The University of Scranton’s Loyola Science Center Meets Gold Standard for Sustainability
BY ISN STAFF | January 5, 2015
SCRANTON, PA – From the standpoint of Leadership in Energy and Environmental Design, or LEED, all that glitters is not gold. The gold standard is reserved for significantly “green” projects that meet or exceed requirements for the second-highest certification level on the U.S. Green Building Council’s four-level scale.
The University of Scranton’s 200,000-square-foot Loyola Science Center earned LEED gold status.
LEED certification is globally recognized as the premier mark of achievement in green building, a concept to which the University has long been committed, said Mark Murphy, the University’s director of sustainability. The University’s 118,000-square-foot Patrick and Margaret DeNaples Center achieved silver-level LEED recognition in 2009, becoming the city of Scranton’s first-ever LEED certified building.
Materials used, water efficiency, innovative energy strategies and indoor environmental quality were among the key factors considered for the Loyola Science Center’s gold certification. The building also received special recognition for having a green-housekeeping standard, Murphy said, noting that more than 95 percent of cleaning supplies used in the building now have a green seal of approval.
Among the science center’s many “green features” are energy-efficient lighting and controls, water conserving plumbing fixtures, high efficiency boilers and chillers, rain garden features, green house, observation deck and a computerized building control system that operates the ventilation, heating, and air conditioning systems.
Materials for the center were supplied from within a 500-mile radius, including a blend of locally quarried West Mountain stone.
Energy saving was a high priority and all laboratories and spaces have been designed to maximize energy efficiency. The building’s massive heating, ventilation and air-conditioning system employs a heat-exchange wheel to recirculate already conditioned heated or cooled air.
The center also was recognized for having a LEED accredited professional on the project-development team and for niceties such as bicycle storage.
The Loyola Science Center’s design builds on the concepts of Project Kaleidoscope, the leading advocate for enhancing the quality and effectiveness of science teaching and learning. The building, designed by Einhorn Yaffee Prescott Architecture & Engineering (EYP), is most visually recognizable for its extensive use of glass that admits natural light into laboratories and teaching spaces.
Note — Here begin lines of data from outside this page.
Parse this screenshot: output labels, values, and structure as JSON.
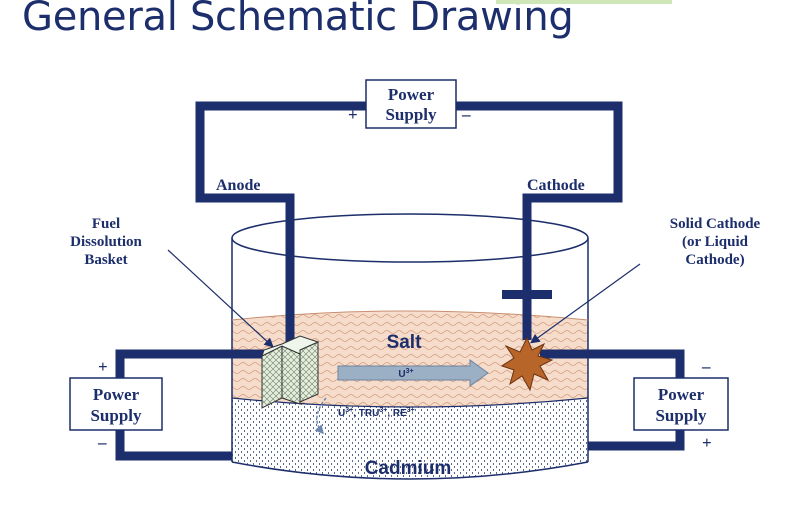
{
  "title": "General Schematic Drawing",
  "top_power_supply": {
    "line1": "Power",
    "line2": "Supply",
    "plus": "+",
    "minus": "–"
  },
  "anode_label": "Anode",
  "cathode_label": "Cathode",
  "fuel_basket_label": {
    "line1": "Fuel",
    "line2": "Dissolution",
    "line3": "Basket"
  },
  "solid_cathode_label": {
    "line1": "Solid Cathode",
    "line2": "(or Liquid",
    "line3": "Cathode)"
  },
  "salt_label": "Salt",
  "transport_ion": {
    "base": "U",
    "charge": "3+"
  },
  "ions_label": {
    "u": "U",
    "u_charge": "3+",
    "tru": ", TRU",
    "tru_charge": "3+",
    "re": ", RE",
    "re_charge": "3+"
  },
  "cadmium_label": "Cadmium",
  "left_power_supply": {
    "line1": "Power",
    "line2": "Supply",
    "plus": "+",
    "minus": "–"
  },
  "right_power_supply": {
    "line1": "Power",
    "line2": "Supply",
    "plus": "+",
    "minus": "–"
  },
  "colors": {
    "navy": "#1c2e6b",
    "salt": "#f6dccb",
    "salt_wave": "#d49a7a",
    "cathode_deposit": "#b8652a",
    "basket": "#e3eedc",
    "arrow": "#9bb0c4"
  }
}
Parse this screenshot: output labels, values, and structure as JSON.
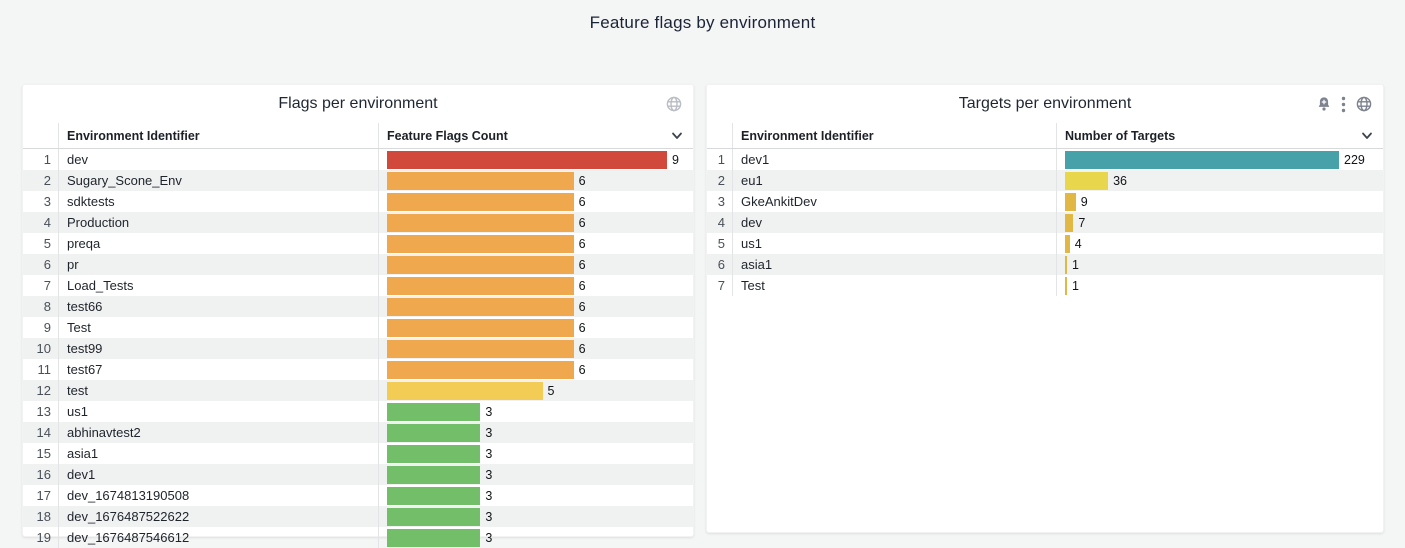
{
  "page": {
    "title": "Feature flags by environment",
    "background": "#f4f5f5"
  },
  "chart_data": [
    {
      "type": "bar",
      "orientation": "horizontal",
      "title": "Flags per environment",
      "columns": [
        "Environment Identifier",
        "Feature Flags Count"
      ],
      "max": 9,
      "categories": [
        "dev",
        "Sugary_Scone_Env",
        "sdktests",
        "Production",
        "preqa",
        "pr",
        "Load_Tests",
        "test66",
        "Test",
        "test99",
        "test67",
        "test",
        "us1",
        "abhinavtest2",
        "asia1",
        "dev1",
        "dev_1674813190508",
        "dev_1676487522622",
        "dev_1676487546612"
      ],
      "values": [
        9,
        6,
        6,
        6,
        6,
        6,
        6,
        6,
        6,
        6,
        6,
        5,
        3,
        3,
        3,
        3,
        3,
        3,
        3
      ],
      "bar_colors": [
        "#d0493b",
        "#f0a84e",
        "#f0a84e",
        "#f0a84e",
        "#f0a84e",
        "#f0a84e",
        "#f0a84e",
        "#f0a84e",
        "#f0a84e",
        "#f0a84e",
        "#f0a84e",
        "#f2cc55",
        "#73bf69",
        "#73bf69",
        "#73bf69",
        "#73bf69",
        "#73bf69",
        "#73bf69",
        "#73bf69"
      ]
    },
    {
      "type": "bar",
      "orientation": "horizontal",
      "title": "Targets per environment",
      "columns": [
        "Environment Identifier",
        "Number of Targets"
      ],
      "max": 229,
      "categories": [
        "dev1",
        "eu1",
        "GkeAnkitDev",
        "dev",
        "us1",
        "asia1",
        "Test"
      ],
      "values": [
        229,
        36,
        9,
        7,
        4,
        1,
        1
      ],
      "bar_colors": [
        "#46a1a8",
        "#e8d64c",
        "#e0b843",
        "#e0b843",
        "#e0b843",
        "#e0b843",
        "#e0b843"
      ]
    }
  ],
  "panels": [
    {
      "icons": [
        "globe-icon"
      ],
      "icon_color": "#b9bdc4"
    },
    {
      "icons": [
        "bell-plus-icon",
        "kebab-menu-icon",
        "globe-icon"
      ],
      "icon_color": "#7d838e"
    }
  ]
}
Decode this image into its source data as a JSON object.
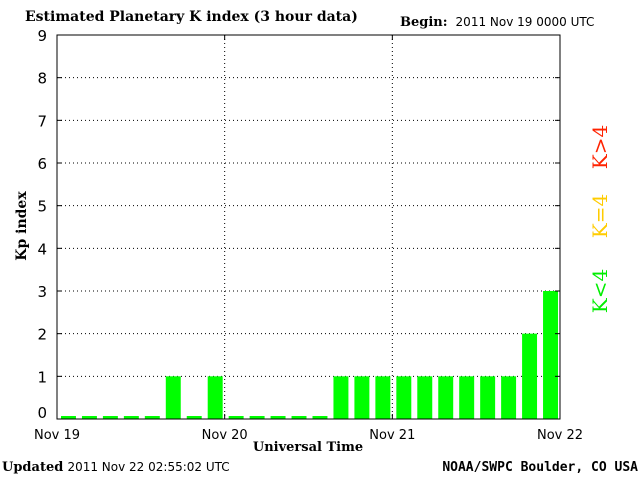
{
  "header": {
    "title": "Estimated Planetary K index (3 hour data)",
    "begin_label": "Begin:",
    "begin_value": "2011 Nov 19 0000 UTC"
  },
  "legend": {
    "high": {
      "label": "K>4",
      "color": "#ff2200"
    },
    "equal": {
      "label": "K=4",
      "color": "#ffcc00"
    },
    "low": {
      "label": "K<4",
      "color": "#00ee00"
    }
  },
  "footer": {
    "updated_prefix": "Updated",
    "updated_time": "2011 Nov 22 02:55:02 UTC",
    "source": "NOAA/SWPC Boulder, CO USA"
  },
  "chart_data": {
    "type": "bar",
    "title": "Estimated Planetary K index (3 hour data)",
    "xlabel": "Universal Time",
    "ylabel": "Kp index",
    "ylim": [
      0,
      9
    ],
    "yticks": [
      "0",
      "1",
      "2",
      "3",
      "4",
      "5",
      "6",
      "7",
      "8",
      "9"
    ],
    "xticks": [
      "Nov 19",
      "Nov 20",
      "Nov 21",
      "Nov 22"
    ],
    "grid": true,
    "bar_color": "#00ff00",
    "values": [
      0,
      0,
      0,
      0,
      0,
      1,
      0,
      1,
      0,
      0,
      0,
      0,
      0,
      1,
      1,
      1,
      1,
      1,
      1,
      1,
      1,
      1,
      2,
      3
    ]
  }
}
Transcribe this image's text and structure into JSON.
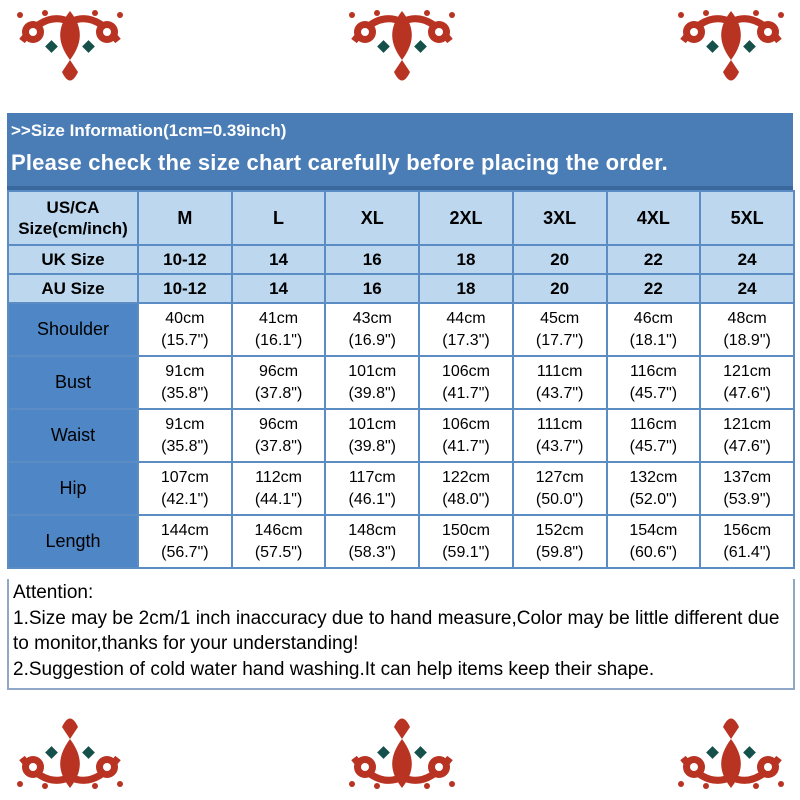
{
  "colors": {
    "banner_blue": "#4a7cb5",
    "light_blue": "#bdd7ee",
    "label_blue": "#4f86c5",
    "grid_blue": "#5b8cc4",
    "ornament_red": "#b93322",
    "ornament_teal": "#15514a"
  },
  "banner": {
    "line1": ">>Size Information(1cm=0.39inch)",
    "line2": "Please check the size chart carefully before placing the order."
  },
  "table": {
    "header": {
      "label_line1": "US/CA",
      "label_line2": "Size(cm/inch)",
      "sizes": [
        "M",
        "L",
        "XL",
        "2XL",
        "3XL",
        "4XL",
        "5XL"
      ]
    },
    "size_rows": [
      {
        "label": "UK Size",
        "values": [
          "10-12",
          "14",
          "16",
          "18",
          "20",
          "22",
          "24"
        ]
      },
      {
        "label": "AU Size",
        "values": [
          "10-12",
          "14",
          "16",
          "18",
          "20",
          "22",
          "24"
        ]
      }
    ],
    "measure_rows": [
      {
        "label": "Shoulder",
        "values": [
          {
            "cm": "40cm",
            "inch": "(15.7\")"
          },
          {
            "cm": "41cm",
            "inch": "(16.1\")"
          },
          {
            "cm": "43cm",
            "inch": "(16.9\")"
          },
          {
            "cm": "44cm",
            "inch": "(17.3\")"
          },
          {
            "cm": "45cm",
            "inch": "(17.7\")"
          },
          {
            "cm": "46cm",
            "inch": "(18.1\")"
          },
          {
            "cm": "48cm",
            "inch": "(18.9\")"
          }
        ]
      },
      {
        "label": "Bust",
        "values": [
          {
            "cm": "91cm",
            "inch": "(35.8\")"
          },
          {
            "cm": "96cm",
            "inch": "(37.8\")"
          },
          {
            "cm": "101cm",
            "inch": "(39.8\")"
          },
          {
            "cm": "106cm",
            "inch": "(41.7\")"
          },
          {
            "cm": "111cm",
            "inch": "(43.7\")"
          },
          {
            "cm": "116cm",
            "inch": "(45.7\")"
          },
          {
            "cm": "121cm",
            "inch": "(47.6\")"
          }
        ]
      },
      {
        "label": "Waist",
        "values": [
          {
            "cm": "91cm",
            "inch": "(35.8\")"
          },
          {
            "cm": "96cm",
            "inch": "(37.8\")"
          },
          {
            "cm": "101cm",
            "inch": "(39.8\")"
          },
          {
            "cm": "106cm",
            "inch": "(41.7\")"
          },
          {
            "cm": "111cm",
            "inch": "(43.7\")"
          },
          {
            "cm": "116cm",
            "inch": "(45.7\")"
          },
          {
            "cm": "121cm",
            "inch": "(47.6\")"
          }
        ]
      },
      {
        "label": "Hip",
        "values": [
          {
            "cm": "107cm",
            "inch": "(42.1\")"
          },
          {
            "cm": "112cm",
            "inch": "(44.1\")"
          },
          {
            "cm": "117cm",
            "inch": "(46.1\")"
          },
          {
            "cm": "122cm",
            "inch": "(48.0\")"
          },
          {
            "cm": "127cm",
            "inch": "(50.0\")"
          },
          {
            "cm": "132cm",
            "inch": "(52.0\")"
          },
          {
            "cm": "137cm",
            "inch": "(53.9\")"
          }
        ]
      },
      {
        "label": "Length",
        "values": [
          {
            "cm": "144cm",
            "inch": "(56.7\")"
          },
          {
            "cm": "146cm",
            "inch": "(57.5\")"
          },
          {
            "cm": "148cm",
            "inch": "(58.3\")"
          },
          {
            "cm": "150cm",
            "inch": "(59.1\")"
          },
          {
            "cm": "152cm",
            "inch": "(59.8\")"
          },
          {
            "cm": "154cm",
            "inch": "(60.6\")"
          },
          {
            "cm": "156cm",
            "inch": "(61.4\")"
          }
        ]
      }
    ]
  },
  "attention": {
    "heading": "Attention:",
    "notes": [
      "1.Size may be 2cm/1 inch inaccuracy due to hand measure,Color may be little different due to monitor,thanks for your understanding!",
      "2.Suggestion of cold water hand washing.It can help items keep their shape."
    ]
  }
}
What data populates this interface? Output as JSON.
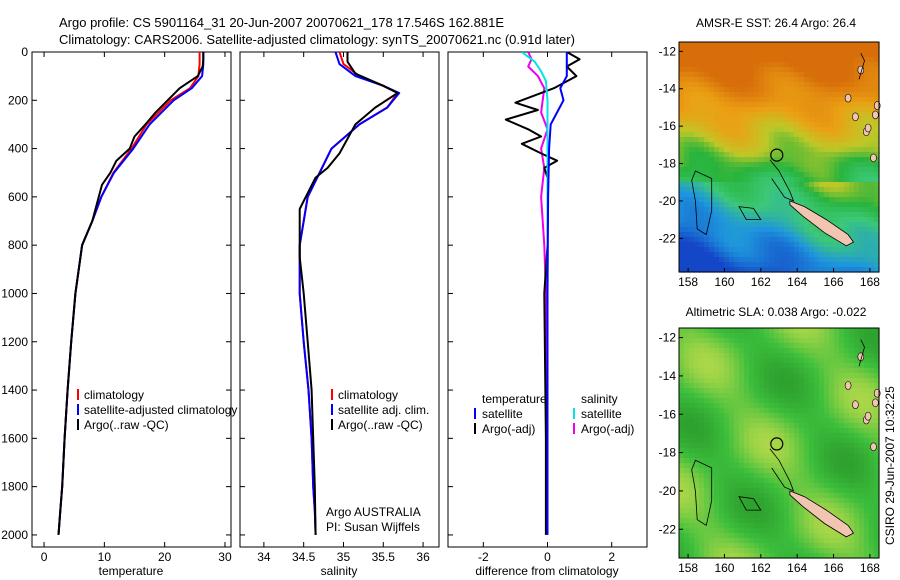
{
  "figure": {
    "title_line1": "Argo profile: CS 5901164_31 20-Jun-2007 20070621_178 17.546S 162.881E",
    "title_line2": "Climatology: CARS2006. Satellite-adjusted climatology: synTS_20070621.nc (0.91d later)",
    "footer_vertical": "CSIRO 29-Jun-2007 10:32:25",
    "note_line1": "Argo AUSTRALIA",
    "note_line2": "PI: Susan Wijffels"
  },
  "colors": {
    "climatology": "#ff0000",
    "satellite": "#0000ff",
    "argo": "#000000",
    "satellite_diff_sal": "#00e5e5",
    "argo_diff_sal": "#ee00ee"
  },
  "chart_data": [
    {
      "type": "line",
      "id": "temperature",
      "xlabel": "temperature",
      "xlim": [
        -2,
        31
      ],
      "ylim": [
        0,
        2050
      ],
      "y_reversed": true,
      "xticks": [
        0,
        10,
        20,
        30
      ],
      "yticks": [
        0,
        200,
        400,
        600,
        800,
        1000,
        1200,
        1400,
        1600,
        1800,
        2000
      ],
      "legend": [
        "climatology",
        "satellite-adjusted climatology",
        "Argo(..raw -QC)"
      ],
      "series": [
        {
          "name": "climatology",
          "color_key": "climatology",
          "x": [
            25.8,
            25.8,
            25.6,
            24.2,
            21.0,
            17.0,
            14.5,
            11.5,
            9.5,
            8.0,
            6.3,
            5.2,
            4.5,
            3.9,
            3.4,
            3.0,
            2.7,
            2.4
          ],
          "y": [
            0,
            50,
            100,
            150,
            200,
            300,
            400,
            500,
            600,
            700,
            800,
            1000,
            1200,
            1400,
            1600,
            1800,
            1900,
            2000
          ]
        },
        {
          "name": "satellite-adjusted climatology",
          "color_key": "satellite",
          "x": [
            26.4,
            26.4,
            26.2,
            24.5,
            21.5,
            17.5,
            14.8,
            11.6,
            9.5,
            8.0,
            6.3,
            5.2,
            4.5,
            3.9,
            3.4,
            3.0,
            2.7,
            2.4
          ],
          "y": [
            0,
            50,
            100,
            150,
            200,
            300,
            400,
            500,
            600,
            700,
            800,
            1000,
            1200,
            1400,
            1600,
            1800,
            1900,
            2000
          ]
        },
        {
          "name": "Argo(..raw -QC)",
          "color_key": "argo",
          "x": [
            26.4,
            26.4,
            26.3,
            25.5,
            22.5,
            18.5,
            16.8,
            15.0,
            14.2,
            12.0,
            11.0,
            9.6,
            8.0,
            6.3,
            5.2,
            4.5,
            3.9,
            3.4,
            3.0,
            2.7,
            2.4
          ],
          "y": [
            0,
            30,
            60,
            100,
            150,
            250,
            300,
            350,
            400,
            450,
            500,
            550,
            700,
            800,
            1000,
            1200,
            1400,
            1600,
            1800,
            1900,
            2000
          ]
        }
      ]
    },
    {
      "type": "line",
      "id": "salinity",
      "xlabel": "salinity",
      "xlim": [
        33.7,
        36.2
      ],
      "ylim": [
        0,
        2050
      ],
      "y_reversed": true,
      "xticks": [
        34,
        34.5,
        35,
        35.5,
        36
      ],
      "xtick_labels": [
        "34",
        "34.5",
        "35",
        "35.5",
        "36"
      ],
      "legend": [
        "climatology",
        "satellite adj. clim.",
        "Argo(..raw -QC)"
      ],
      "series": [
        {
          "name": "climatology",
          "color_key": "climatology",
          "x": [
            34.95,
            35.0,
            35.2,
            35.5,
            35.68,
            35.55,
            35.2,
            34.85,
            34.55,
            34.45,
            34.45,
            34.5,
            34.56,
            34.6,
            34.62,
            34.64,
            34.65
          ],
          "y": [
            0,
            50,
            100,
            140,
            170,
            230,
            300,
            400,
            600,
            800,
            1000,
            1200,
            1400,
            1600,
            1800,
            1900,
            2000
          ]
        },
        {
          "name": "satellite adj. clim.",
          "color_key": "satellite",
          "x": [
            34.9,
            34.95,
            35.15,
            35.5,
            35.7,
            35.55,
            35.2,
            34.85,
            34.55,
            34.45,
            34.45,
            34.5,
            34.56,
            34.6,
            34.62,
            34.64,
            34.65
          ],
          "y": [
            0,
            50,
            100,
            140,
            170,
            230,
            300,
            400,
            600,
            800,
            1000,
            1200,
            1400,
            1600,
            1800,
            1900,
            2000
          ]
        },
        {
          "name": "Argo(..raw -QC)",
          "color_key": "argo",
          "x": [
            35.05,
            35.05,
            35.15,
            35.5,
            35.68,
            35.4,
            35.15,
            35.1,
            34.95,
            34.8,
            34.65,
            34.45,
            34.45,
            34.45,
            34.5,
            34.55,
            34.6,
            34.62,
            34.64,
            34.65
          ],
          "y": [
            0,
            40,
            90,
            140,
            170,
            230,
            300,
            330,
            420,
            480,
            520,
            650,
            750,
            850,
            1000,
            1200,
            1400,
            1600,
            1800,
            2000
          ]
        }
      ]
    },
    {
      "type": "line",
      "id": "difference",
      "xlabel": "difference from climatology",
      "xlim": [
        -3.1,
        3.1
      ],
      "ylim": [
        0,
        2050
      ],
      "y_reversed": true,
      "xticks": [
        -2,
        0,
        2
      ],
      "legend": [
        "temperature",
        "satellite",
        "Argo(-adj)",
        "salinity",
        "satellite",
        "Argo(-adj)"
      ],
      "series": [
        {
          "name": "satellite",
          "group": "temperature",
          "color_key": "satellite",
          "x": [
            0.6,
            0.6,
            0.6,
            0.4,
            0.5,
            0.3,
            0.1,
            0.05,
            0.02,
            0.0,
            0.0
          ],
          "y": [
            0,
            50,
            100,
            150,
            200,
            250,
            300,
            400,
            600,
            1000,
            2000
          ]
        },
        {
          "name": "Argo(-adj)",
          "group": "temperature",
          "color_key": "argo",
          "x": [
            0.6,
            1.0,
            0.6,
            0.9,
            0.2,
            -1.0,
            -0.3,
            -1.3,
            -0.6,
            -0.2,
            -0.8,
            -0.2,
            0.3,
            -0.1,
            0.0,
            0.0,
            -0.1,
            -0.05,
            -0.05
          ],
          "y": [
            0,
            30,
            60,
            100,
            150,
            210,
            240,
            280,
            320,
            350,
            380,
            420,
            450,
            480,
            520,
            800,
            1000,
            1600,
            2000
          ]
        },
        {
          "name": "satellite",
          "group": "salinity",
          "color_key": "satellite_diff_sal",
          "x": [
            -0.8,
            -0.6,
            -0.4,
            -0.2,
            -0.05,
            0.0,
            0.0,
            0.0
          ],
          "y": [
            0,
            20,
            40,
            80,
            120,
            200,
            1000,
            2000
          ]
        },
        {
          "name": "Argo(-adj)",
          "group": "salinity",
          "color_key": "argo_diff_sal",
          "x": [
            -0.6,
            -0.5,
            -0.6,
            -0.3,
            -0.1,
            -0.2,
            0.0,
            -0.2,
            -0.1,
            -0.2,
            -0.1,
            -0.05,
            -0.05,
            0.0,
            0.0
          ],
          "y": [
            0,
            30,
            60,
            100,
            150,
            250,
            320,
            400,
            480,
            600,
            800,
            1000,
            1200,
            1600,
            2000
          ]
        }
      ]
    },
    {
      "type": "heatmap",
      "id": "sst_map",
      "title": "AMSR-E SST: 26.4 Argo: 26.4",
      "xlim": [
        157.5,
        168.5
      ],
      "ylim": [
        -23.8,
        -11.5
      ],
      "xticks": [
        158,
        160,
        162,
        164,
        166,
        168
      ],
      "yticks": [
        -12,
        -14,
        -16,
        -18,
        -20,
        -22
      ],
      "profile_location": {
        "lon": 162.881,
        "lat": -17.546
      }
    },
    {
      "type": "heatmap",
      "id": "sla_map",
      "title": "Altimetric SLA: 0.038 Argo: -0.022",
      "xlim": [
        157.5,
        168.5
      ],
      "ylim": [
        -23.5,
        -11.5
      ],
      "xticks": [
        158,
        160,
        162,
        164,
        166,
        168
      ],
      "yticks": [
        -12,
        -14,
        -16,
        -18,
        -20,
        -22
      ],
      "profile_location": {
        "lon": 162.881,
        "lat": -17.546
      }
    }
  ]
}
The design makes extensive use of high-efficiency glazing to reduce energy consumption, enhance visibility and views and puts science on grand display. Equations are regularly visible on the glass classroom walls, not only for students and faculty but for passers-by as well.
George Gomez, Ph.D., associate professor of biology and neuroscience and project shepherd, referred to the new facility as “a drastic change in environment … It is a structure that redefines the concept of a learning space.”
The center’s layout provides a physical space that encourages integration among the traditional STEM, or science, technology, engineering and mathematics programs, as well as the humanities.
The facility was intended to dazzle with a dynamic and modern appearance, but sustainability also is “an issue of justice,” said Murphy, of making resources available not only to current users but to future generations. What it comes down to is education and “caring for creation.” “These LEED buildings are our example to the local community and to our students,” Murphy said.
The $85 million center, dedicated in the fall of 2012 and the culmination of more than 15 years of planning and preparation, is the largest capital project in University history.